Employers reported only modest payroll growth in August.  In the separate household survey, the unemployment rate edged down to 6.1 percent, but most of the decline resulted from labor force attrition, not employment growth.

  • Private and government payrolls combined rose by 142,000 jobs in August and the Bureau of Labor Statistics revised job growth in the previous two months downward by a total of 28,000 jobs.  Private employers added only 134,000 jobs in August, while overall government employment rose by 8,000.  Federal government employment rose by 3,000, state government rose by 1,000, and local government rose by 4,000. 
  • This is the 54th straight month of private-sector job creation, with payrolls growing by 10.0 million jobs (a pace of 186,000 jobs a month) since February 2010; total nonfarm employment (private plus government jobs) has grown by 9.5 million jobs over the same period, or 175,000 a month.  Total government jobs fell by 571,000 over this period, dominated by a loss of 326,000 local government jobs.
  • The job losses incurred in the Great Recession have been erased.  There are now 1.2 million more jobs on private payrolls and 768,000 more jobs on total payrolls than there were at the start of the recession in December 2007.  Because the working-age population has grown over the past six and a half years, however, the number of jobs remains well short of the number of jobs needed to restore full employment.  Employers expanded their payrolls at a 240,000-a-month pace in the six months prior to August’s disappointing slowdown; job creation will have to return to that earlier pace to restore normal labor market conditions in a reasonable period of time.

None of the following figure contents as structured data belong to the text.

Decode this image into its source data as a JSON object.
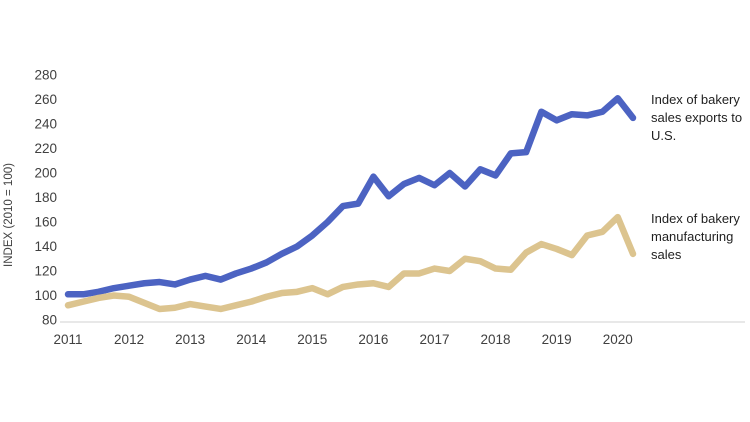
{
  "chart_data": {
    "type": "line",
    "title": "",
    "xlabel": "",
    "ylabel": "INDEX (2010 = 100)",
    "x_frequency": "quarterly",
    "x_range": [
      "2011 Q1",
      "2020 Q2"
    ],
    "x_tick_labels": [
      "2011",
      "2012",
      "2013",
      "2014",
      "2015",
      "2016",
      "2017",
      "2018",
      "2019",
      "2020"
    ],
    "ylim": [
      80,
      280
    ],
    "ytick_step": 20,
    "grid": "off",
    "legend_position": "right-end-annotations",
    "series": [
      {
        "name": "Index of bakery sales exports to U.S.",
        "color": "#4c63c2",
        "values": [
          101,
          101,
          103,
          106,
          108,
          110,
          111,
          109,
          113,
          116,
          113,
          118,
          122,
          127,
          134,
          140,
          149,
          160,
          173,
          175,
          197,
          181,
          191,
          196,
          190,
          200,
          189,
          203,
          198,
          216,
          217,
          250,
          243,
          248,
          247,
          250,
          261,
          245
        ]
      },
      {
        "name": "Index of bakery manufacturing sales",
        "color": "#dcc48f",
        "values": [
          92,
          95,
          98,
          100,
          99,
          94,
          89,
          90,
          93,
          91,
          89,
          92,
          95,
          99,
          102,
          103,
          106,
          101,
          107,
          109,
          110,
          107,
          118,
          118,
          122,
          120,
          130,
          128,
          122,
          121,
          135,
          142,
          138,
          133,
          149,
          152,
          164,
          134
        ]
      }
    ]
  },
  "annotations": {
    "exports_label": "Index of bakery sales exports to U.S.",
    "manufacturing_label": "Index of bakery manufacturing sales"
  },
  "axis": {
    "y_title": "INDEX (2010 = 100)"
  },
  "colors": {
    "axis_line": "#d9d9d9",
    "tick_text": "#404040",
    "annotation_text": "#1f1f1f",
    "exports_line": "#4c63c2",
    "manufacturing_line": "#dcc48f"
  }
}
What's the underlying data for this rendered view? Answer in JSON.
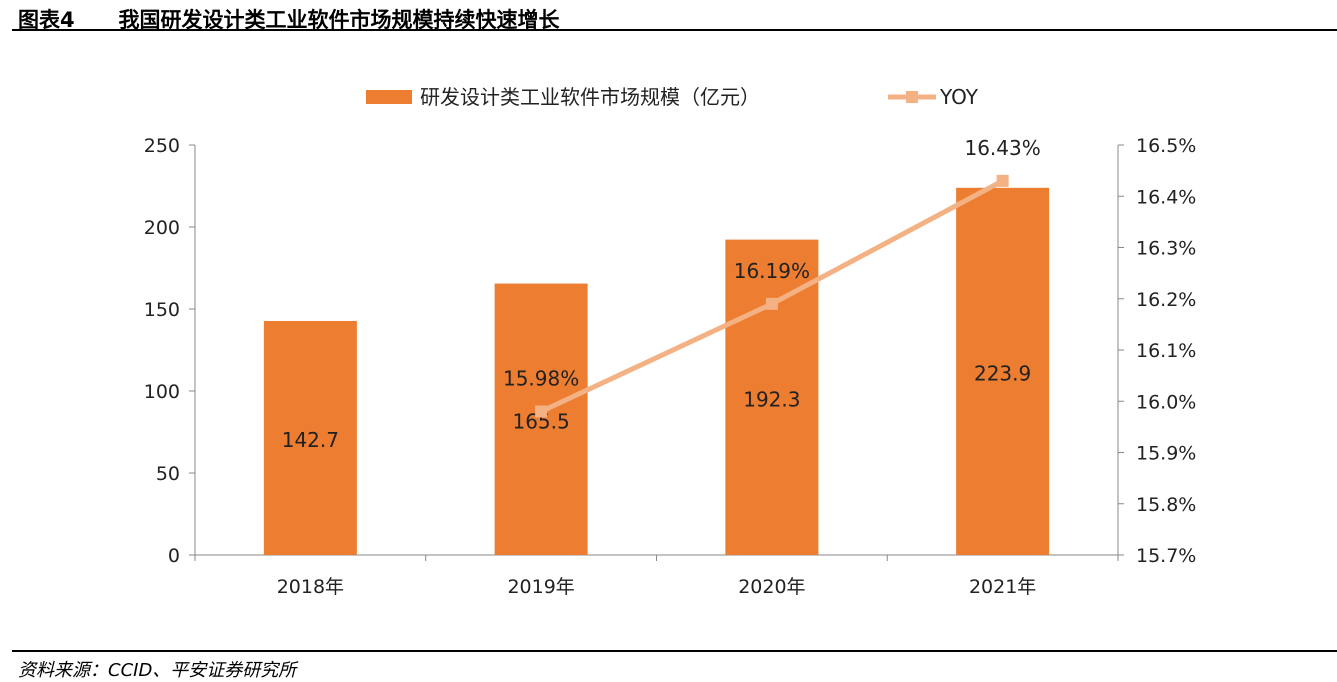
{
  "header": {
    "figure_label": "图表4",
    "title": "我国研发设计类工业软件市场规模持续快速增长"
  },
  "footer": {
    "source": "资料来源：CCID、平安证券研究所"
  },
  "colors": {
    "bar": "#ED7D31",
    "line": "#F4B183",
    "axis": "#888888"
  },
  "chart_data": {
    "type": "bar+line",
    "categories": [
      "2018年",
      "2019年",
      "2020年",
      "2021年"
    ],
    "series": [
      {
        "name": "研发设计类工业软件市场规模（亿元）",
        "type": "bar",
        "axis": "left",
        "values": [
          142.7,
          165.5,
          192.3,
          223.9
        ],
        "labels": [
          "142.7",
          "165.5",
          "192.3",
          "223.9"
        ]
      },
      {
        "name": "YOY",
        "type": "line",
        "axis": "right",
        "values": [
          null,
          15.98,
          16.19,
          16.43
        ],
        "labels": [
          "",
          "15.98%",
          "16.19%",
          "16.43%"
        ]
      }
    ],
    "y_left": {
      "range": [
        0,
        250
      ],
      "ticks": [
        "0",
        "50",
        "100",
        "150",
        "200",
        "250"
      ]
    },
    "y_right": {
      "range": [
        15.7,
        16.5
      ],
      "ticks": [
        "15.7%",
        "15.8%",
        "15.9%",
        "16.0%",
        "16.1%",
        "16.2%",
        "16.3%",
        "16.4%",
        "16.5%"
      ]
    },
    "legend": "top",
    "grid": false
  }
}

  • The unemployment rate edged down to 6.1 percent in August, and 9.6 million people were unemployed.  The unemployment rate was 5.3 percent for whites (0.9 percentage points higher than at the start of the recession), 11.4 percent for African Americans (2.4 percentage points higher than at the start of the recession), and 7.5 percent for Hispanics or Latinos (1.2 percentage points higher than at the start of the recession).

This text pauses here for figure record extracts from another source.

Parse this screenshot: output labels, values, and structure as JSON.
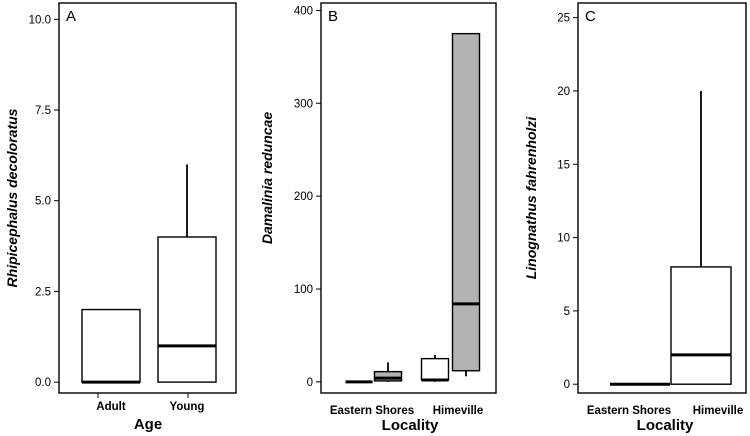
{
  "chart_data": [
    {
      "type": "box",
      "panel": "A",
      "xlabel": "Age",
      "ylabel": "Rhipicephalus decoloratus",
      "ylim": [
        -0.3,
        10.45
      ],
      "yticks": [
        0.0,
        2.5,
        5.0,
        7.5,
        10.0
      ],
      "ytick_labels": [
        "0.0",
        "2.5",
        "5.0",
        "7.5",
        "10.0"
      ],
      "categories": [
        "Adult",
        "Young"
      ],
      "boxes": [
        {
          "category": "Adult",
          "fill": "#ffffff",
          "whisker_low": 0,
          "q1": 0,
          "median": 0,
          "q3": 2,
          "whisker_high": 2
        },
        {
          "category": "Young",
          "fill": "#ffffff",
          "whisker_low": 0,
          "q1": 0,
          "median": 1,
          "q3": 4,
          "whisker_high": 6
        }
      ]
    },
    {
      "type": "box",
      "panel": "B",
      "xlabel": "Locality",
      "ylabel": "Damalinia reduncae",
      "ylim": [
        -12,
        408
      ],
      "yticks": [
        0,
        100,
        200,
        300,
        400
      ],
      "ytick_labels": [
        "0",
        "100",
        "200",
        "300",
        "400"
      ],
      "categories": [
        "Eastern Shores",
        "Himeville"
      ],
      "boxes": [
        {
          "category": "Eastern Shores",
          "fill": "#ffffff",
          "whisker_low": 0,
          "q1": 0,
          "median": 0,
          "q3": 0,
          "whisker_high": 0
        },
        {
          "category": "Eastern Shores",
          "fill": "#b3b3b3",
          "whisker_low": 0,
          "q1": 1,
          "median": 4,
          "q3": 11,
          "whisker_high": 21
        },
        {
          "category": "Himeville",
          "fill": "#ffffff",
          "whisker_low": 0,
          "q1": 2,
          "median": 2,
          "q3": 25,
          "whisker_high": 29
        },
        {
          "category": "Himeville",
          "fill": "#b3b3b3",
          "whisker_low": 6,
          "q1": 12,
          "median": 84,
          "q3": 375,
          "whisker_high": 375
        }
      ]
    },
    {
      "type": "box",
      "panel": "C",
      "xlabel": "Locality",
      "ylabel": "Linognathus fahrenholzi",
      "ylim": [
        -0.6,
        26
      ],
      "yticks": [
        0,
        5,
        10,
        15,
        20,
        25
      ],
      "ytick_labels": [
        "0",
        "5",
        "10",
        "15",
        "20",
        "25"
      ],
      "categories": [
        "Eastern Shores",
        "Himeville"
      ],
      "boxes": [
        {
          "category": "Eastern Shores",
          "fill": "#ffffff",
          "whisker_low": 0,
          "q1": 0,
          "median": 0,
          "q3": 0,
          "whisker_high": 0
        },
        {
          "category": "Himeville",
          "fill": "#ffffff",
          "whisker_low": 0,
          "q1": 0,
          "median": 2,
          "q3": 8,
          "whisker_high": 20
        }
      ]
    }
  ]
}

  • The recession drove many people out of the labor force, and lack of job opportunities in the ongoing jobs slump kept many potential jobseekers on the sidelines and not counted in the official unemployment rate.  This problem was evident in August.  Unemployment dropped by 80,000 people, but employment increased by only 16,000 people, while the labor force shrank by 64,000 people. 

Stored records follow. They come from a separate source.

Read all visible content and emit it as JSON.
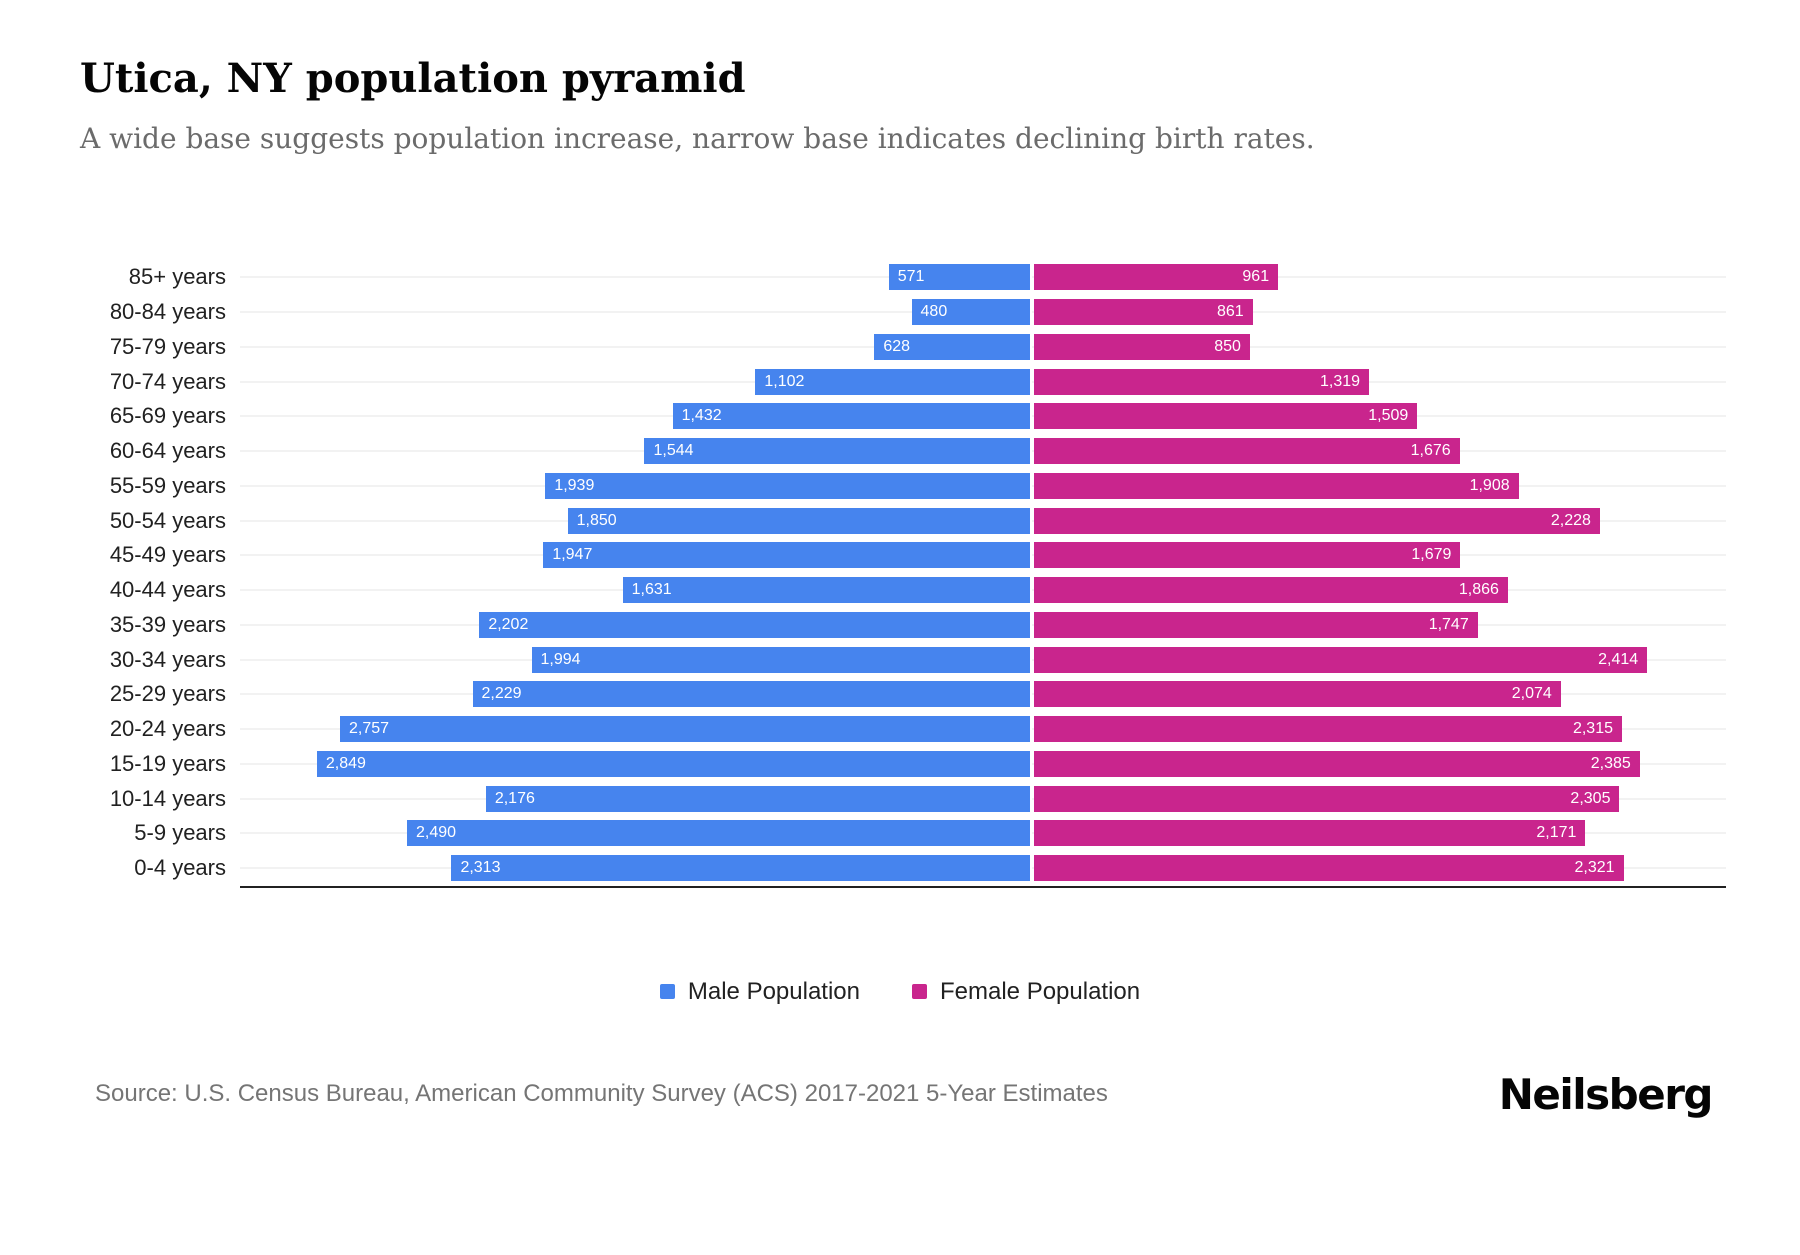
{
  "chart_data": {
    "type": "bar",
    "variant": "population-pyramid",
    "title": "Utica, NY population pyramid",
    "subtitle": "A wide base suggests population increase, narrow base indicates declining birth rates.",
    "categories": [
      "85+ years",
      "80-84 years",
      "75-79 years",
      "70-74 years",
      "65-69 years",
      "60-64 years",
      "55-59 years",
      "50-54 years",
      "45-49 years",
      "40-44 years",
      "35-39 years",
      "30-34 years",
      "25-29 years",
      "20-24 years",
      "15-19 years",
      "10-14 years",
      "5-9 years",
      "0-4 years"
    ],
    "series": [
      {
        "name": "Male Population",
        "side": "left",
        "color": "#4684EE",
        "values": [
          571,
          480,
          628,
          1102,
          1432,
          1544,
          1939,
          1850,
          1947,
          1631,
          2202,
          1994,
          2229,
          2757,
          2849,
          2176,
          2490,
          2313
        ]
      },
      {
        "name": "Female Population",
        "side": "right",
        "color": "#C9258D",
        "values": [
          961,
          861,
          850,
          1319,
          1509,
          1676,
          1908,
          2228,
          1679,
          1866,
          1747,
          2414,
          2074,
          2315,
          2385,
          2305,
          2171,
          2321
        ]
      }
    ],
    "value_labels": "inside-end, comma-formatted, white",
    "grid": "light row separator lines, no vertical gridlines",
    "axis": {
      "bottom_line": true,
      "tick_labels_shown": false
    },
    "legend_position": "bottom-center"
  },
  "footer": {
    "source": "Source: U.S. Census Bureau, American Community Survey (ACS) 2017-2021 5-Year Estimates",
    "brand": "Neilsberg"
  }
}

  • As a result of the decline in the labor force, the labor force participation rate (the share of the population aged 16 and over in the labor force) edged down to 62.8 percent in August.  While labor force participation is no longer declining, as it did in 2013, it remains at levels last seen in 1978.
  • The share of the population with a job, which plummeted in the recession from 62.7 percent in December 2007 to levels last seen in the mid-1980s and has remained below 60 percent since early 2009, was 59.0 percent in August, slightly above its 2013 average of 58.6 percent. 
  • The Labor Department’s most comprehensive alternative unemployment rate measure — which includes people who want to work but are discouraged from looking (those marginally attached to the labor force) and people working part time because they can’t find full-time jobs — edged down to 12.0 percent in August.  That’s down from its all-time high of 17.2 percent in April 2010 (in data that go back to 1994) but still 3.2 percentage points higher than at the start of the recession.  By that measure, about 19 million people are unemployed or underemployed.
  • Long-term unemployment remains a significant concern.  More than three in ten (31.2 percent) of the 9.6 million people who are unemployed — 3.0 million people — have been looking for work for 27 weeks or longer.  These long-term unemployed represent 1.9 percent of the labor force.  Before this recession, the previous highs for these statistics over the past six decades were 26.0 percent and 2.6 percent, respectively, in June 1983, early in the recovery from the 1981-82 recession.  A year after peaking at 2.6 percent, however, the long-term unemployment rate had dropped to 1.4 percent, well below the current rate.